Food firms must produce own energy or become ‘uncompetitive’

By Alice Foster contact

- Last updated on GMT

Food and drink manufacturers must develop their own ways of producing energy in order to remain competitive, according to Wyke Farms boss Rich Clothier.

Hear why Clothier backs renewable energy in this exclusive podcast recorded on the sidelines of the Food and Drink Federation’s sustainability convention this month.  

“If you look at how you can be more sustainable and reduce your carbon footprint, one of the obvious solutions is to generate your own power,”​ he told FoodManufacture.co.uk.

‘Lean manufacturing’ limits

“I don’t think you’d reach that conclusion necessarily if you’re in a factory looking at lean manufacturing.”

The cheese firm md went on to say that manufacturers would have to produce their own energy – or buy it from expensive retail sources – in the future.  

“I firmly believe that a manufacturing business that doesn’t have its own energy solution in five years’ time will be uncompetitive,” ​he said.

‘Hand in hand with manufacture’

“The production of energy goes hand in hand with manufacture now.

“I think it will be a strategic advantage that businesses have, that eventually will become just part of good manufacturing practice.”  

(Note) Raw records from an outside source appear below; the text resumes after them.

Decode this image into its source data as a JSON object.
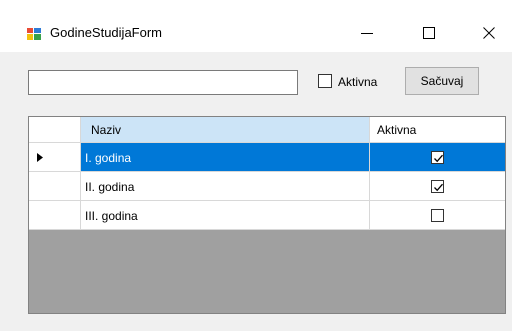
{
  "window": {
    "title": "GodineStudijaForm",
    "icon": "winforms-app-icon"
  },
  "form": {
    "naziv_input_value": "",
    "aktivna_label": "Aktivna",
    "aktivna_checked": false,
    "save_label": "Sačuvaj"
  },
  "grid": {
    "columns": [
      "Naziv",
      "Aktivna"
    ],
    "rows": [
      {
        "naziv": "I. godina",
        "aktivna": true,
        "selected": true,
        "current": true
      },
      {
        "naziv": "II. godina",
        "aktivna": true,
        "selected": false,
        "current": false
      },
      {
        "naziv": "III. godina",
        "aktivna": false,
        "selected": false,
        "current": false
      }
    ]
  },
  "colors": {
    "selection": "#0078d7",
    "header_highlight": "#cce4f7",
    "grid_background": "#a0a0a0",
    "form_background": "#f0f0f0"
  }
}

Somerset-based Wyke Farms converts farm and dairy waste into biogas, which fuels its combined heat and power plant. The biogas is used to produce electricity which is injected into the grid, with part sold to Sainsbury.

The farm also recovers 90% of waste water, generates energy from solar panels on factory roofs and runs delivery cars powered by solar. 

Meanwhile, read why Clothier wants to bust the myth that “green cost more”​.  

Looking to the future

“I firmly believe that a manufacturing business that doesn’t have its own energy solution in five years’ time will be uncompetitive.”